Eh bien, me voilà parti pour faire à l'envers le chemin de Pépé, sans musette ni valise en carton, mais avec un bagage, made in Taïwan, abîmé par les services de l'aéroport et rafistolé avec des liens de fortune (une corde à linge et un foulard). En quelque sorte, c'est le retour du petit-fils prodigue ! Du moins, c'est l'image qu'il me semble donner.

 

Cela commence en douceur et c'est goudronné. Un homme prend le frais sur son pas de porte : « Buonasera signore, per andare al hotel Belsito, per favore », « à droite, c'est un raccourci qui arrive dans Arpino juste sous l'auberge, à gauche, c'est la route : quatre kilomètres ».

J'opte pour le raccourci. Bien m'en a pris, au bout du macadam, un chemin pierreux ; les roulettes de mon pauvre paquetage n'y résisteront pas.
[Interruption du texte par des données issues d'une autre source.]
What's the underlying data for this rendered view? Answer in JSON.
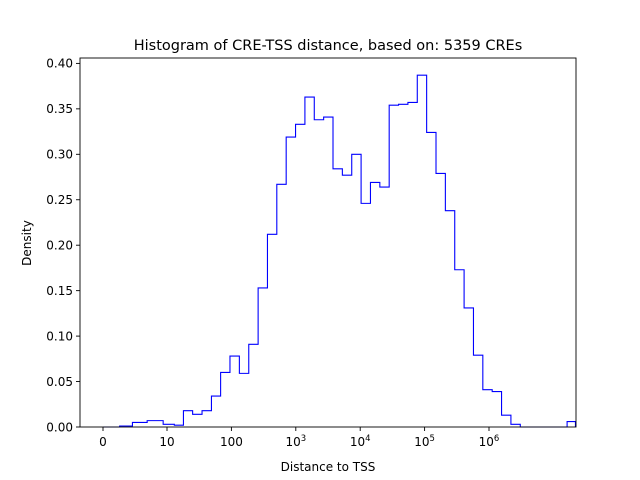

Je reviens vers la bifurcation. L'homme plein de sollicitude pour ce touriste peu ordinaire me propose de me monter en voiture. C'est ainsi que je débarque au niveau du belvédère d'Arpino vers 19h, ce 9 août 2009.

 

Depuis Rome, j'ai réservé. Je suis accueilli très strictement par la signora Loreta Iannazzi, une femme de ma génération, probablement veuve, un peu défraîchie. Tout comme l'immeuble ! Il semble ne pas avoir évolué depuis quelques années.

La chambre est simple avec un balcon orienté plein nord (super en ces périodes caniculaires pour capter la fraîcheur de la nuit). Une salle d'eau de quatre mètres carrés où bidet, WC, douche et lavabo semblent avoir été collés l'un à l'autre par quelque plombier de taille naine. Le prix est correct, bien que la prima colazione ne soit pas prévue. Je m'installe et prends mes aises.

 

Civitaveccia

Depuis le balcon, je contemple la partie nord-est de la cité dont je suis issu. Demain, il y aura quatre-vingt-onze ans que papa est né dans une maison quelque part là haut au-dessus du bourg, à Civitavecchia, où déjà quelques lumières se confondent avec les étoiles de ce ciel limpidement bleu. « Arpino ! Depuis le temps que je voulais venir. Aujourd'hui, me voilà ! »

 

Jacques-Edouard 4/11/2014

 

 

Pour info :

 

En fait, l'aventure a commencé par un courriel. Pas le genre de celui qui débute le film « Ne le dis à personne ». Là au contraire, je l'ai dite à tout le monde cette histoire d'échanges par messagerie électronique interposée.

Au mois de juin dernier, je suis obligé de m'envoyer en pièce jointe, un document de travail afin de pouvoir l'utiliser chez moi. Et là surprise ! Dans l'annuaire du ministère, il y a un autre Calmereale, une autre devrais-je écrire : Fanny Calmereale.

Illico, je lui envoie un message : « Serions-nous cousins ? » La réponse ne tarde pas : « Si votre père est né à Arpino en Italie, il y a de fortes chances que nous soyons parents ». À mon tour : « Chère cousine, mon père et mon grand-père sont nés à Arpino ». Suit un dernier message «Cher, cousin, c'est formidable. Depuis mon enfance, je vais à Arpino tous les étés pour les vacances. En pièce jointe, une photo de Civitavecchia. Et rendez-vous le 10 août à 10 heures sur la place d'Arpino» auquel je ne réponds pas, car... je reçois un coup au foie ! Quelle coïncidence ! 10 août. L'anniversaire de papa. Je transmets les messages et la photo à ma fratrie. Pour elle aussi, c'est un drôle de hasard.